Climbing higher into the attic, a shared area for all the residents with allocated storage spaces, communal washing area and provision for drying, it was clear that Gaudi’s creativity and innovative ideas were grounded in the functional needs of a space. Nearly all in white, the curves still predominated in a series of caves with plenty of provision for adjustable ventilation. Crowning the building was a beautiful rooftop terrace where the chimneys had been grouped and decorated to become a feature. The front wall, which is clearly visible from the street and partially forms the roof of a little cistern room, is a magnificent dragon or Ness-type creature, covered in scales. A gap provides a space to look through exactly in line with La Sagrada Familia, but unfortunately a bank now obscures the view. An unusual cross is also part of the façade. The view from the street immediately draws the eye, with balconies with empty spaces in them looking like underwater caves, colours and textures on the walls like sand through water and over all the scaly dragon roof line.

We continued with our tour of other buildings and some were amazing, but all paled into insignificance beside the Casa Batllo.

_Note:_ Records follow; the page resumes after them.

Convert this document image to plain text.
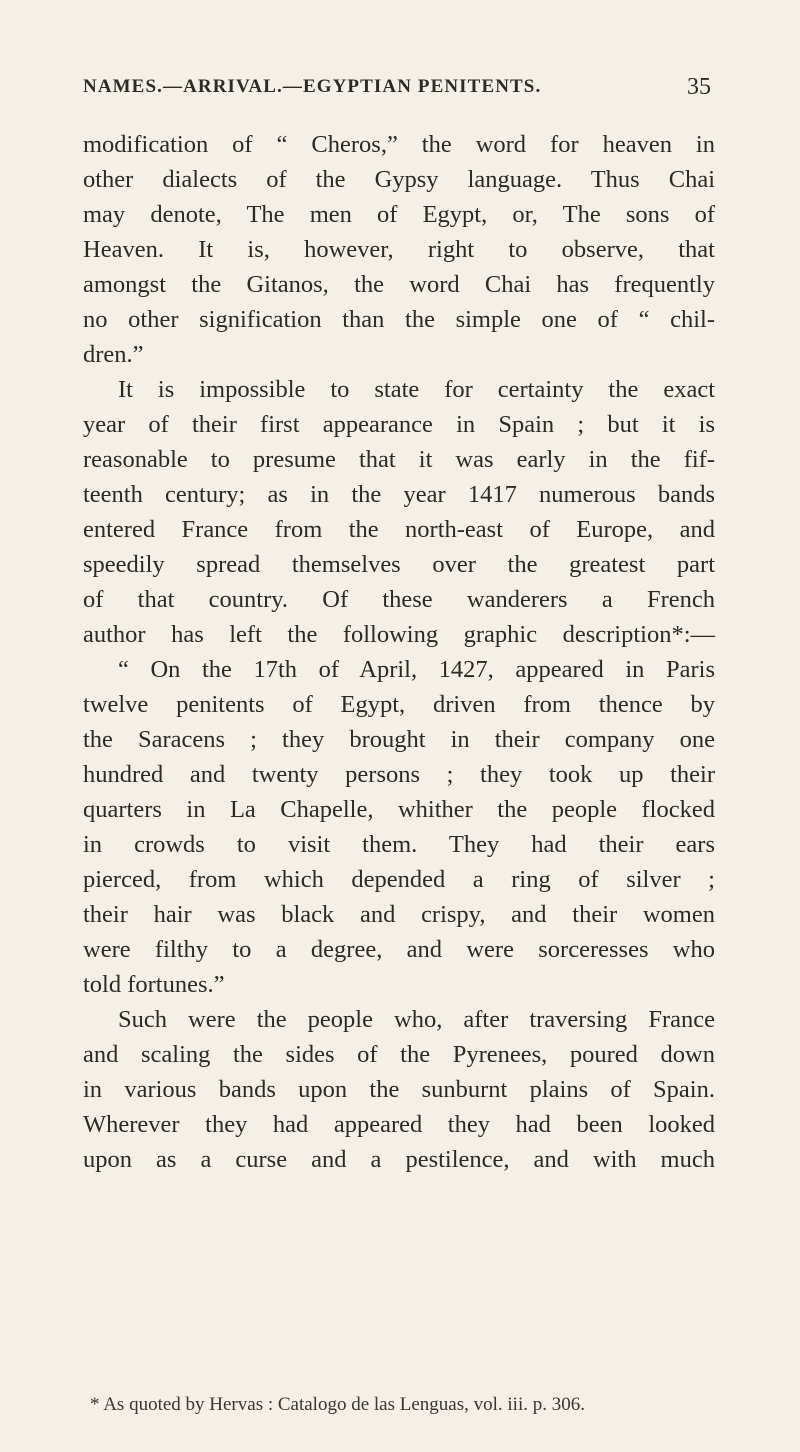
NAMES.—ARRIVAL.—EGYPTIAN PENITENTS.	35
modification of “ Cheros,” the word for heaven in
other dialects of the Gypsy language. Thus Chai
may denote, The men of Egypt, or, The sons of
Heaven. It is, however, right to observe, that
amongst the Gitanos, the word Chai has frequently
no other signification than the simple one of “ chil-
dren.”
It is impossible to state for certainty the exact
year of their first appearance in Spain ; but it is
reasonable to presume that it was early in the fif-
teenth century; as in the year 1417 numerous bands
entered France from the north-east of Europe, and
speedily spread themselves over the greatest part
of that country. Of these wanderers a French
author has left the following graphic description*:—
“ On the 17th of April, 1427, appeared in Paris
twelve penitents of Egypt, driven from thence by
the Saracens ; they brought in their company one
hundred and twenty persons ; they took up their
quarters in La Chapelle, whither the people flocked
in crowds to visit them. They had their ears
pierced, from which depended a ring of silver ;
their hair was black and crispy, and their women
were filthy to a degree, and were sorceresses who
told fortunes.”
Such were the people who, after traversing France
and scaling the sides of the Pyrenees, poured down
in various bands upon the sunburnt plains of Spain.
Wherever they had appeared they had been looked
upon as a curse and a pestilence, and with much
* As quoted by Hervas : Catalogo de las Lenguas, vol. iii. p. 306.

There are so many dogs in Barcelona. Inside in apartments during the day, they all come out at dusk with their owners and prance about the streets. The corners are sometimes impassable with leads crisscrossing as dogs catch up on the news of the day with their canine friends, and the humans do too.One night we saw two dogs, tied to each other and without human companions, take each other for a walk along the tiny alleys.Another dog had chosen the middle of a narrow one way road to relieve itself when a truck approached. The driver showed some patience and acceptance of the situation but, after waiting for a moment began to edge forward. The dog, obviously old and with great urban survival skills, maintained its position but hobbled closer to the gutter, allowing the truck to pass by with only a few centimetres to spare.

There are also a lot of odours in Barcelona, with drain vent holes and anonymous wet patches and piles of rubbish awaiting collection sometimes winning over the salt air and delicious cooking smells from restaurants and cafes.